Tout lui a réussi et elle triomphe lorsque la Morgan Library est ouverte au public en 1924 et que chacun peut accéder aux trésors qu’elle a tant contribué à rassembler. Visites, expositions, conférences, son rêve de transmission s’accomplit et son neveu comble son désir d’enfant interdit. Jusqu’au drame...
Une histoire familiale traversée par la question identitaire des métisses
En 1943, Richard, officier dans l’US Air Force, se suicide. Belle ne recevra jamais la lettre qu’il lui destinait. Une lettre stupéfiante, immonde, glaçante, qu’Alexandra Lapierre a eue entre les mains : celle de la fiancée de Richard lui apprenant que ses parents ont découvert "la chose", qu’elle l’aime quand même et qu’elle l’épousera, mais seulement s’il accepte de se faire castrer ! "Tu en es conscient n’est-ce pas mon chéri ?"

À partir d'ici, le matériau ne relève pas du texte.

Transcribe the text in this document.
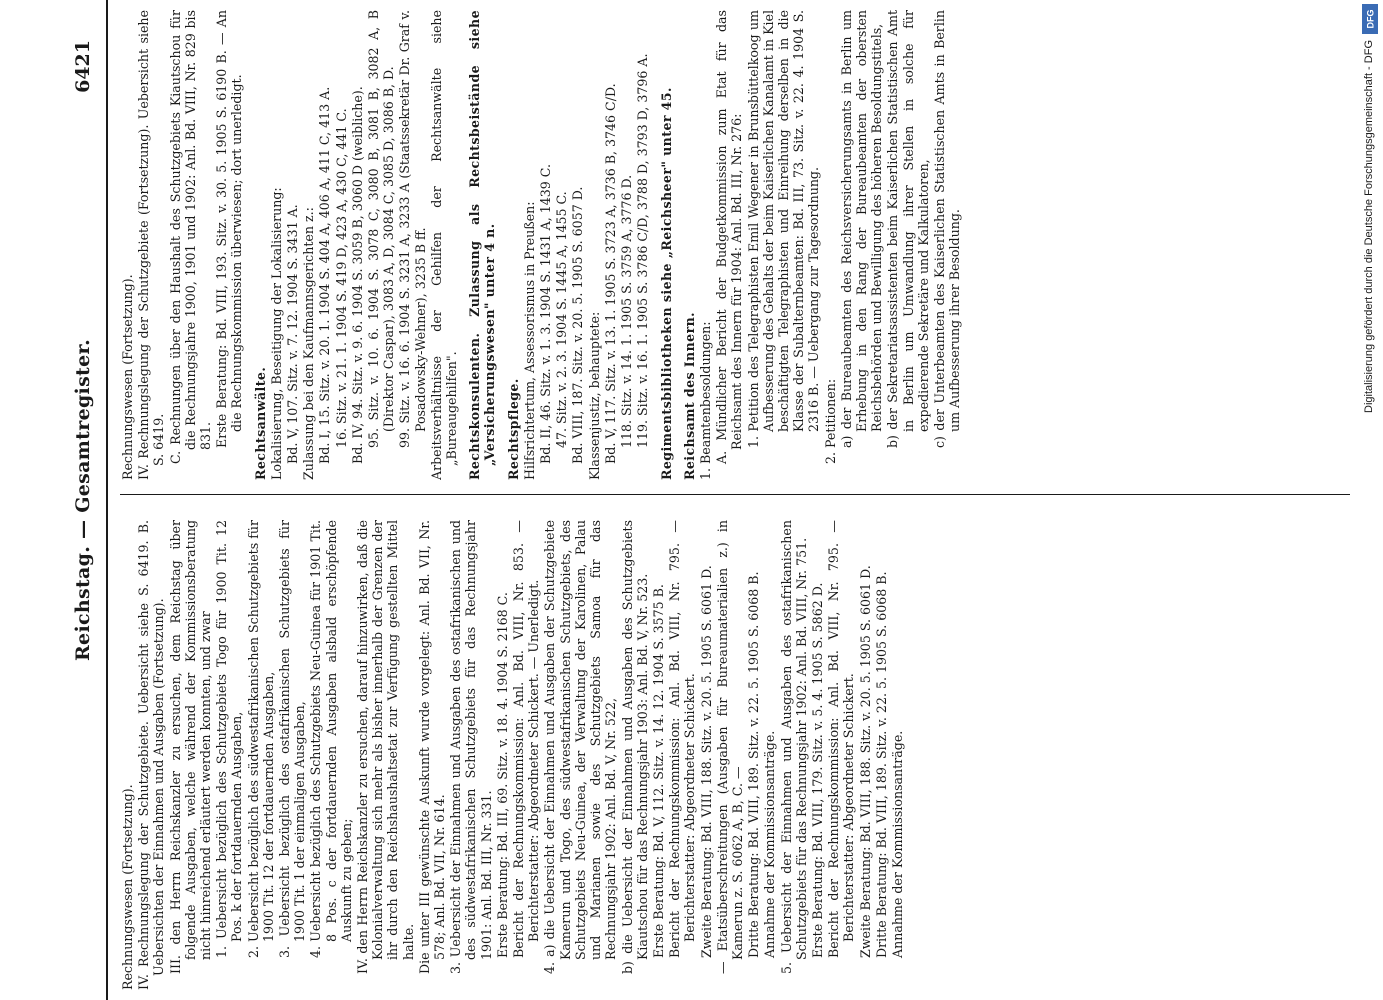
Reichstag. — Gesamtregister.
6421
Rechnungswesen (Fortsetzung). IV. Rechnungslegung der Schutzgebiete. Uebersicht siehe S. 6419. B. Uebersichten der Einnahmen und Ausgaben (Fortsetzung). III. den Herrn Reichskanzler zu ersuchen, dem Reichstag über folgende Ausgaben, welche während der Kommissionsberatung nicht hinreichend erläutert werden konnten, und zwar 1. Uebersicht bezüglich des Schutzgebiets Togo für 1900 Tit. 12 Pos. k der fortdauernden Ausgaben, 2. Uebersicht bezüglich des südwestafrikanischen Schutzgebiets für 1900 Tit. 12 der fortdauernden Ausgaben, 3. Uebersicht bezüglich des ostafrikanischen Schutzgebiets für 1900 Tit. 1 der einmaligen Ausgaben, 4. Uebersicht bezüglich des Schutzgebiets Neu-Guinea für 1901 Tit. 8 Pos. c der fortdauernden Ausgaben alsbald erschöpfende Auskunft zu geben; IV. den Herrn Reichskanzler zu ersuchen, darauf hinzuwirken, daß die Kolonialverwaltung sich mehr als bisher innerhalb der Grenzen der ihr durch den Reichshaushaltsetat zur Verfügung gestellten Mittel halte. Die unter III gewünschte Auskunft wurde vorgelegt: Anl. Bd. VII, Nr. 578; Anl. Bd. VII, Nr. 614. 3. Uebersicht der Einnahmen und Ausgaben des ostafrikanischen und des südwestafrikanischen Schutzgebiets für das Rechnungsjahr 1901: Anl. Bd. III, Nr. 331. Erste Beratung: Bd. III, 69. Sitz. v. 18. 4. 1904 S. 2168 C. Bericht der Rechnungskommission: Anl. Bd. VIII, Nr. 853. — Berichterstatter: Abgeordneter Schickert. — Unerledigt. 4. a) die Uebersicht der Einnahmen und Ausgaben der Schutzgebiete Kamerun und Togo, des südwestafrikanischen Schutzgebiets, des Schutzgebiets Neu-Guinea, der Verwaltung der Karolinen, Palau und Marianen sowie des Schutzgebiets Samoa für das Rechnungsjahr 1902: Anl. Bd. V, Nr. 522, b) die Uebersicht der Einnahmen und Ausgaben des Schutzgebiets Kiautschou für das Rechnungsjahr 1903: Anl. Bd. V, Nr. 523. Erste Beratung: Bd. V, 112. Sitz. v. 14. 12. 1904 S. 3575 B. Bericht der Rechnungskommission: Anl. Bd. VIII, Nr. 795. — Berichterstatter: Abgeordneter Schickert. Zweite Beratung: Bd. VIII, 188. Sitz. v. 20. 5. 1905 S. 6061 D. — Etatsüberschreitungen (Ausgaben für Bureaumaterialien z.) in Kamerun z. S. 6062 A, B, C. — Dritte Beratung: Bd. VIII, 189. Sitz. v. 22. 5. 1905 S. 6068 B. Annahme der Kommissionsanträge. 5. Uebersicht der Einnahmen und Ausgaben des ostafrikanischen Schutzgebiets für das Rechnungsjahr 1902: Anl. Bd. VIII, Nr. 751. Erste Beratung: Bd. VIII, 179. Sitz. v. 5. 4. 1905 S. 5862 D. Bericht der Rechnungskommission: Anl. Bd. VIII, Nr. 795. — Berichterstatter: Abgeordneter Schickert. Zweite Beratung: Bd. VIII, 188. Sitz. v. 20. 5. 1905 S. 6061 D. Dritte Beratung: Bd. VIII, 189. Sitz. v. 22. 5. 1905 S. 6068 B. Annahme der Kommissionsanträge.
Rechnungswesen (Fortsetzung). IV. Rechnungslegung der Schutzgebiete (Fortsetzung). Uebersicht siehe S. 6419. C. Rechnungen über den Haushalt des Schutzgebiets Kiautschou für die Rechnungsjahre 1900, 1901 und 1902: Anl. Bd. VIII, Nr. 829 bis 831. Erste Beratung: Bd. VIII, 193. Sitz. v. 30. 5. 1905 S. 6190 B. — An die Rechnungskommission überwiesen; dort unerledigt. Rechtsanwälte. Lokalisierung, Beseitigung der Lokalisierung: Bd. V, 107. Sitz. v. 7. 12. 1904 S. 3431 A. Zulassung bei den Kaufmannsgerichten z.: Bd. I, 15. Sitz. v. 20. 1. 1904 S. 404 A, 406 A, 411 C, 413 A. 16. Sitz. v. 21. 1. 1904 S. 419 D, 423 A, 430 C, 441 C. Bd. IV, 94. Sitz. v. 9. 6. 1904 S. 3059 B, 3060 D (weibliche). 95. Sitz. v. 10. 6. 1904 S. 3078 C, 3080 B, 3081 B, 3082 A, B (Direktor Caspar), 3083 A, D, 3084 C, 3085 D, 3086 B, D. 99. Sitz. v. 16. 6. 1904 S. 3231 A, 3233 A (Staatssekretär Dr. Graf v. Posadowsky-Wehner), 3235 B ff. Arbeitsverhältnisse der Gehilfen der Rechtsanwälte siehe „Bureaugehilfen". Rechtskonsulenten. Zulassung als Rechtsbeistände siehe „Versicherungswesen" unter 4 n. Rechtspflege. Hilfsrichtertum, Assessorismus in Preußen: Bd. II, 46. Sitz. v. 1. 3. 1904 S. 1431 A, 1439 C. 47. Sitz. v. 2. 3. 1904 S. 1445 A, 1455 C. Bd. VIII, 187. Sitz. v. 20. 5. 1905 S. 6057 D. Klassenjustiz, behauptete: Bd. V, 117. Sitz. v. 13. 1. 1905 S. 3723 A, 3736 B, 3746 C/D. 118. Sitz. v. 14. 1. 1905 S. 3759 A, 3776 D. 119. Sitz. v. 16. 1. 1905 S. 3786 C/D, 3788 D, 3793 D, 3796 A. Regimentsbibliotheken siehe „Reichsheer" unter 45. Reichsamt des Innern. 1. Beamtenbesoldungen: A. Mündlicher Bericht der Budgetkommission zum Etat für das Reichsamt des Innern für 1904: Anl. Bd. III, Nr. 276: 1. Petition des Telegraphisten Emil Wegener in Brunsbüttelkoog um Aufbesserung des Gehalts der beim Kaiserlichen Kanalamt in Kiel beschäftigten Telegraphisten und Einreihung derselben in die Klasse der Subalternbeamten: Bd. III, 73. Sitz. v. 22. 4. 1904 S. 2316 B. — Uebergang zur Tagesordnung. 2. Petitionen: a) der Bureaubeamten des Reichsversicherungsamts in Berlin um Erhebung in den Rang der Bureaubeamten der obersten Reichsbehörden und Bewilligung des höheren Besoldungstitels, b) der Sekretariatsassistenten beim Kaiserlichen Statistischen Amt in Berlin um Umwandlung ihrer Stellen in solche für expedierende Sekretäre und Kalkulatoren, c) der Unterbeamten des Kaiserlichen Statistischen Amts in Berlin um Aufbesserung ihrer Besoldung.	Digitalisierung gefördert durch die Deutsche Forschungsgemeinschaft - DFG
DFG
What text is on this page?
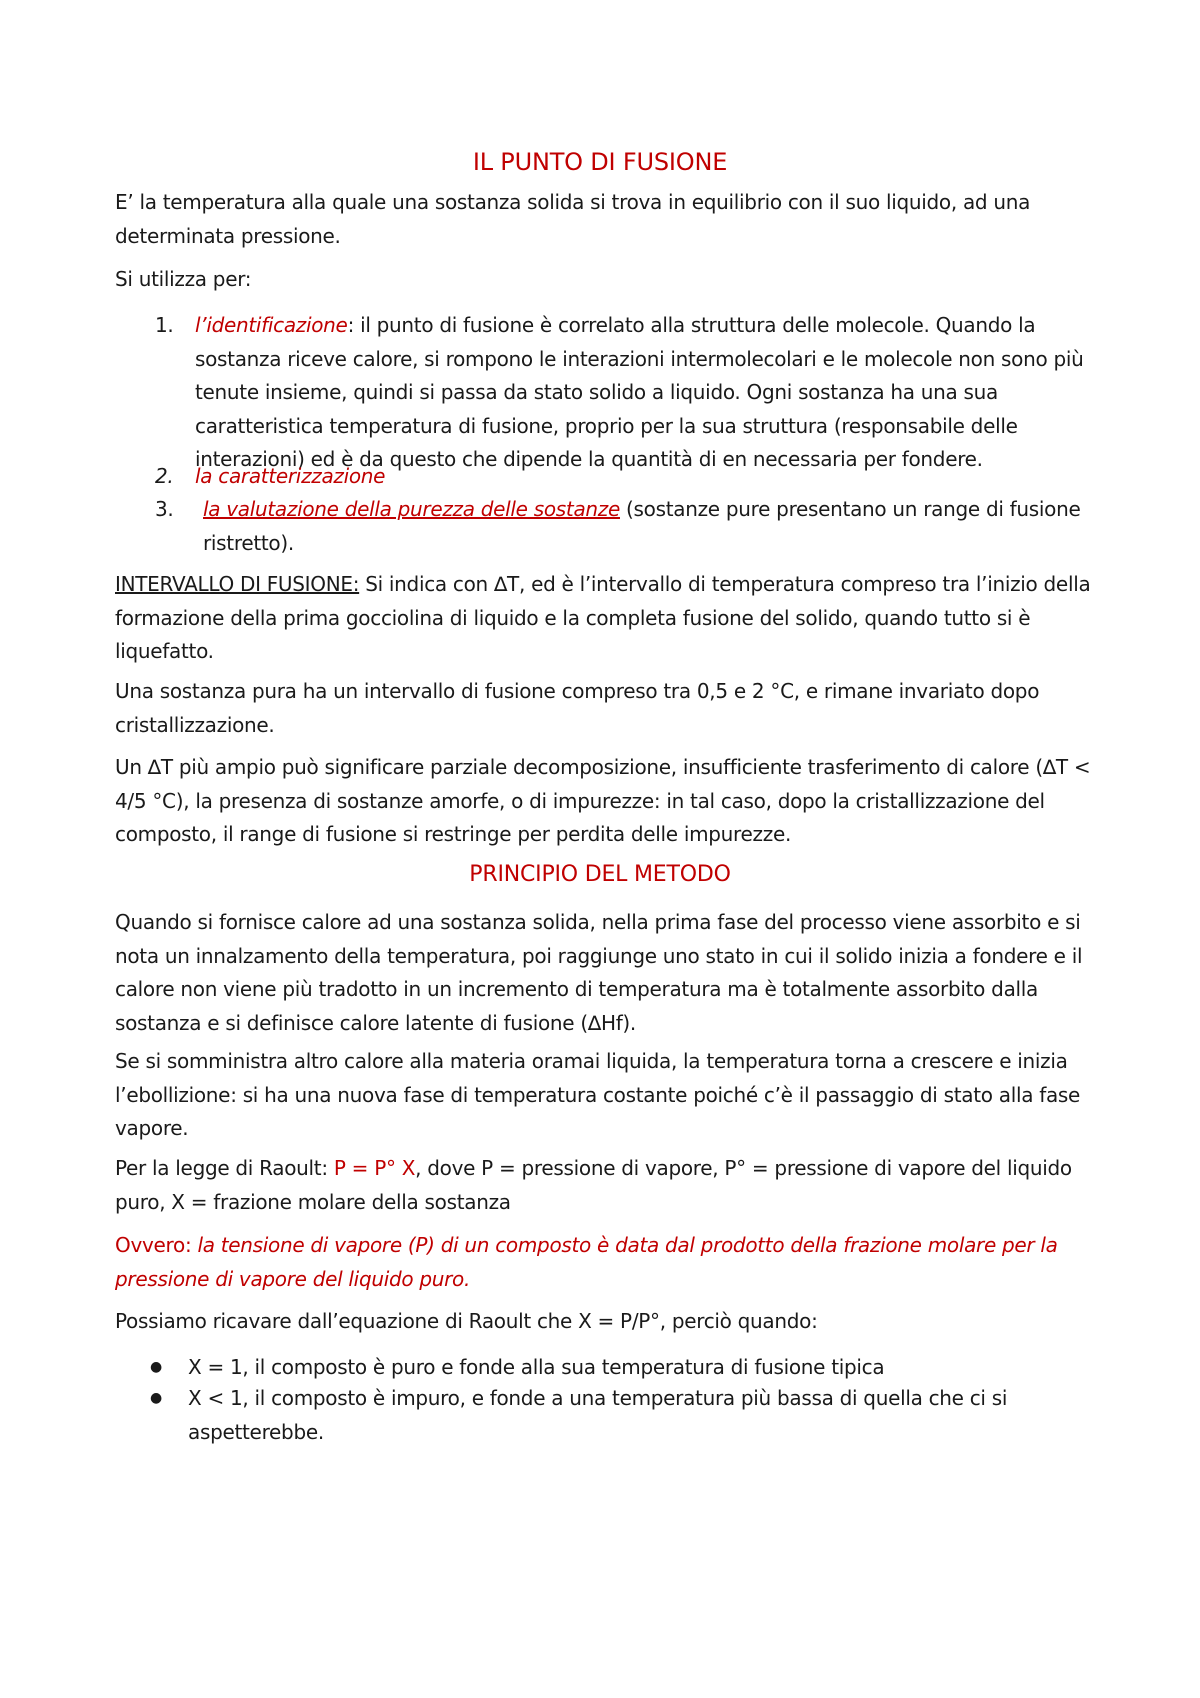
IL PUNTO DI FUSIONE
E’ la temperatura alla quale una sostanza solida si trova in equilibrio con il suo liquido, ad una determinata pressione.
Si utilizza per:
1. l’identificazione: il punto di fusione è correlato alla struttura delle molecole. Quando la sostanza riceve calore, si rompono le interazioni intermolecolari e le molecole non sono più tenute insieme, quindi si passa da stato solido a liquido. Ogni sostanza ha una sua caratteristica temperatura di fusione, proprio per la sua struttura (responsabile delle interazioni) ed è da questo che dipende la quantità di en necessaria per fondere.
2. la caratterizzazione
3. la valutazione della purezza delle sostanze (sostanze pure presentano un range di fusione ristretto).
INTERVALLO DI FUSIONE: Si indica con ∆T, ed è l’intervallo di temperatura compreso tra l’inizio della formazione della prima gocciolina di liquido e la completa fusione del solido, quando tutto si è liquefatto.
Una sostanza pura ha un intervallo di fusione compreso tra 0,5 e 2 °C, e rimane invariato dopo cristallizzazione.
Un ∆T più ampio può significare parziale decomposizione, insufficiente trasferimento di calore (∆T < 4/5 °C), la presenza di sostanze amorfe, o di impurezze: in tal caso, dopo la cristallizzazione del composto, il range di fusione si restringe per perdita delle impurezze.
PRINCIPIO DEL METODO
Quando si fornisce calore ad una sostanza solida, nella prima fase del processo viene assorbito e si nota un innalzamento della temperatura, poi raggiunge uno stato in cui il solido inizia a fondere e il calore non viene più tradotto in un incremento di temperatura ma è totalmente assorbito dalla sostanza e si definisce calore latente di fusione (∆Hf).
Se si somministra altro calore alla materia oramai liquida, la temperatura torna a crescere e inizia l’ebollizione: si ha una nuova fase di temperatura costante poiché c’è il passaggio di stato alla fase vapore.
Per la legge di Raoult: P = P° X, dove P = pressione di vapore, P° = pressione di vapore del liquido puro, X = frazione molare della sostanza
Ovvero: la tensione di vapore (P) di un composto è data dal prodotto della frazione molare per la pressione di vapore del liquido puro.
Possiamo ricavare dall’equazione di Raoult che X = P/P°, perciò quando:
● X = 1, il composto è puro e fonde alla sua temperatura di fusione tipica
● X < 1, il composto è impuro, e fonde a una temperatura più bassa di quella che ci si aspetterebbe.
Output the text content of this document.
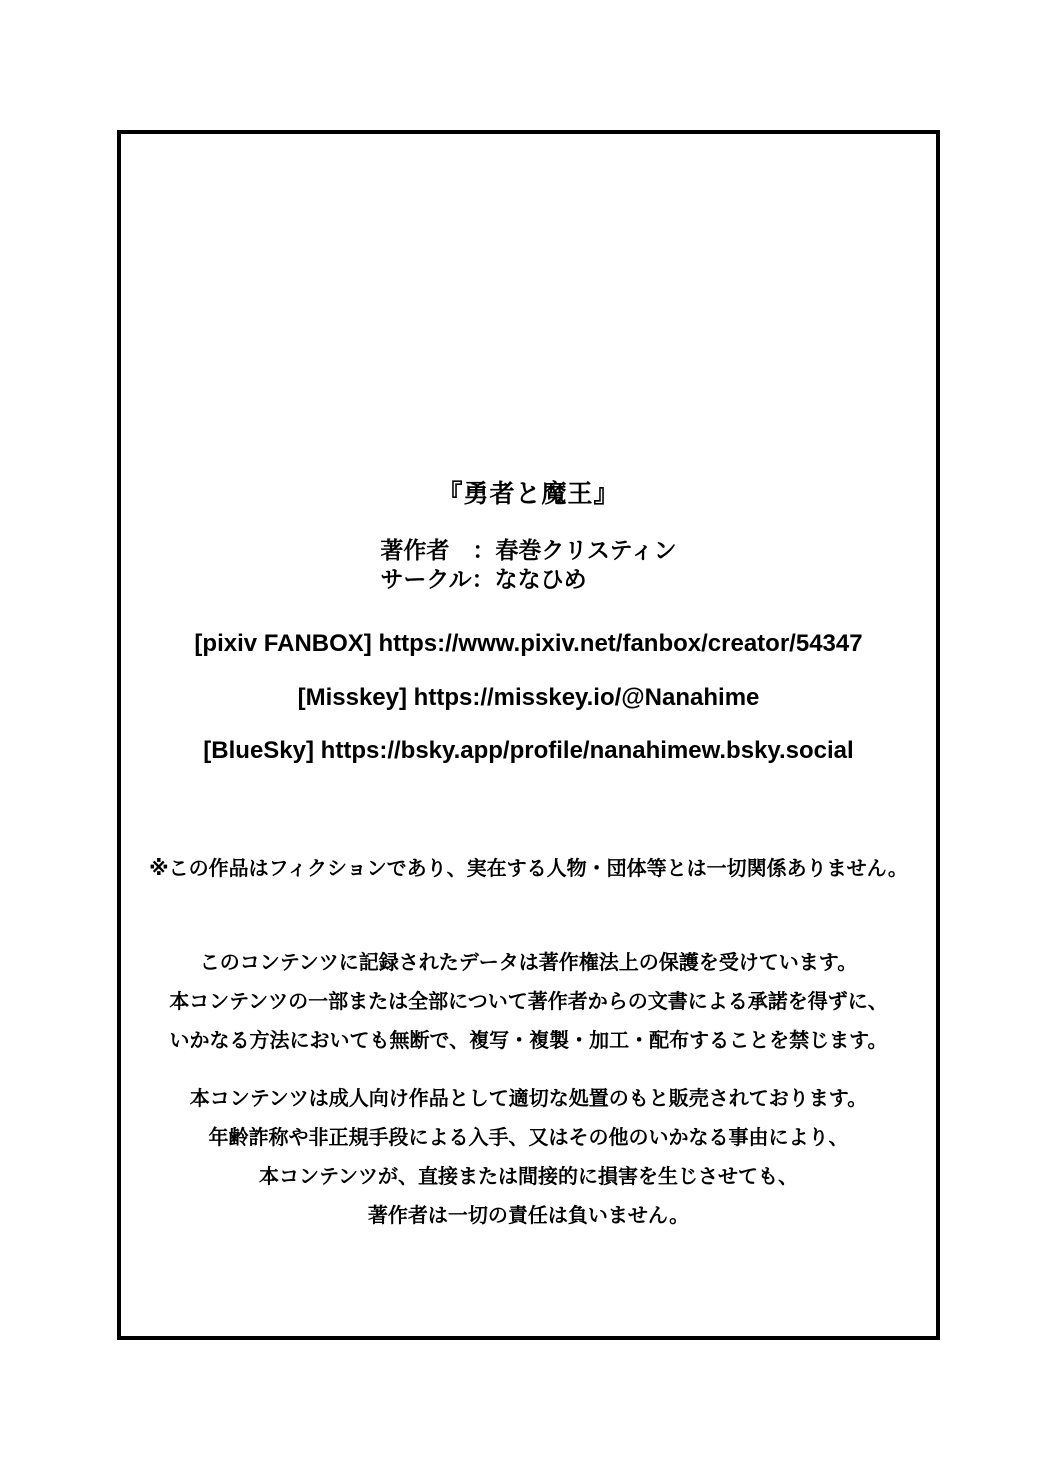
『勇者と魔王』
著作者　：春巻クリスティン
サークル：ななひめ
[pixiv FANBOX] https://www.pixiv.net/fanbox/creator/54347
[Misskey] https://misskey.io/@Nanahime
[BlueSky] https://bsky.app/profile/nanahimew.bsky.social
※この作品はフィクションであり、実在する人物・団体等とは一切関係ありません。
このコンテンツに記録されたデータは著作権法上の保護を受けています。
本コンテンツの一部または全部について著作者からの文書による承諾を得ずに、
いかなる方法においても無断で、複写・複製・加工・配布することを禁じます。
本コンテンツは成人向け作品として適切な処置のもと販売されております。
年齢詐称や非正規手段による入手、又はその他のいかなる事由により、
本コンテンツが、直接または間接的に損害を生じさせても、
著作者は一切の責任は負いません。
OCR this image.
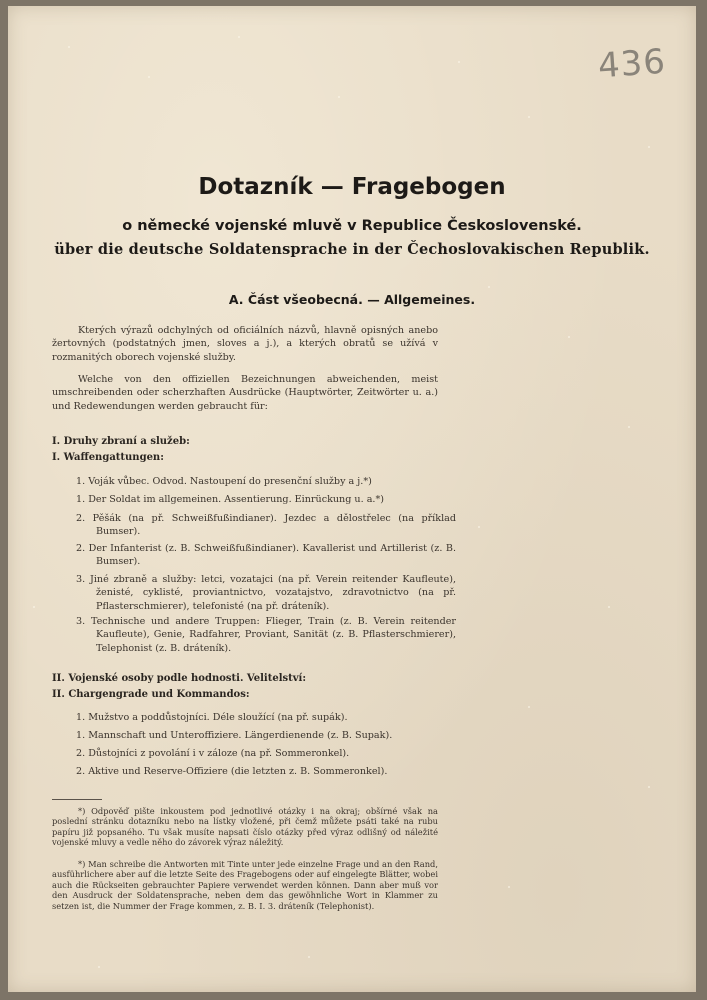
436
Dotazník — Fragebogen
o německé vojenské mluvě v Republice Československé.
über die deutsche Soldatensprache in der Čechoslovakischen Republik.
A. Část všeobecná. — Allgemeines.
Kterých výrazů odchylných od oficiálních názvů, hlavně opisných anebo žertovných (podstatných jmen, sloves a j.), a kterých obratů se užívá v rozmanitých oborech vojenské služby.
Welche von den offiziellen Bezeichnungen abweichenden, meist umschreibenden oder scherzhaften Ausdrücke (Hauptwörter, Zeitwörter u. a.) und Redewendungen werden gebraucht für:
I. Druhy zbraní a služeb:
I. Waffengattungen:
1. Voják vůbec. Odvod. Nastoupení do presenční služby a j.*)
1. Der Soldat im allgemeinen. Assentierung. Einrückung u. a.*)
2. Pěšák (na př. Schweißfußindianer). Jezdec a dělostřelec (na příklad Bumser).
2. Der Infanterist (z. B. Schweißfußindianer). Kavallerist und Artillerist (z. B. Bumser).
3. Jiné zbraně a služby: letci, vozatajci (na př. Verein reitender Kaufleute), ženisté, cyklisté, proviantnictvo, vozatajstvo, zdravotnictvo (na př. Pflasterschmierer), telefonisté (na př. dráteník).
3. Technische und andere Truppen: Flieger, Train (z. B. Verein reitender Kaufleute), Genie, Radfahrer, Proviant, Sanität (z. B. Pflasterschmierer), Telephonist (z. B. dráteník).
II. Vojenské osoby podle hodnosti. Velitelství:
II. Chargengrade und Kommandos:
1. Mužstvo a poddůstojníci. Déle sloužící (na př. supák).
1. Mannschaft und Unteroffiziere. Längerdienende (z. B. Supak).
2. Důstojníci z povolání i v záloze (na př. Sommeronkel).
2. Aktive und Reserve-Offiziere (die letzten z. B. Sommeronkel).
*) Odpověď pište inkoustem pod jednotlivé otázky i na okraj; obšírné však na poslední stránku dotazníku nebo na lístky vložené, při čemž můžete psáti také na rubu papíru již popsaného. Tu však musíte napsati číslo otázky před výraz odlišný od náležité vojenské mluvy a vedle něho do závorek výraz náležitý.
*) Man schreibe die Antworten mit Tinte unter jede einzelne Frage und an den Rand, ausführlichere aber auf die letzte Seite des Fragebogens oder auf eingelegte Blätter, wobei auch die Rückseiten gebrauchter Papiere verwendet werden können. Dann aber muß vor den Ausdruck der Soldatensprache, neben dem das gewöhnliche Wort in Klammer zu setzen ist, die Nummer der Frage kommen, z. B. I. 3. dráteník (Telephonist).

Les mots manquent face à une telle abomination et l’on referme le livre de la vie de Belle en mesurant l’effarante épreuve qu’elle s’est imposée et dont elle n’a pas mesuré les attendus dès lors qu’elle n’était plus la seule concernée. Se penser blanche, devenir blanche. Jamais elle n’a douté de la nécessité de cette transgression, jamais elle ne l’a considérée comme une trahison, car jamais elle n’a douté qu’elle "était" blanche. En revanche, la peur d’être démasquée ne l’a jamais quittée.
Avant sa mort, en 1950, elle brûle tous ses papiers personnels. Mais le passé l’a rattrapée, même si elle est considérée aujourd’hui comme une incarnation de la femme blanche américaine, émancipée, diplômée et indépendante qu’elle a été. Quant à son père, dont les archives ont été retrouvées en 2009, il est statufié sur le campus de l’Université de la Caroline du Sud comme l’un des héros de l’émancipation des Afro-Américains... Ultime ironie de l’histoire : Richard Greener est enregistré comme "Blanc" sur son certificat de décès !
*Belle Greene, d’Alexandra Lapierre, Flammarion, 350 pages, 22,90 euros.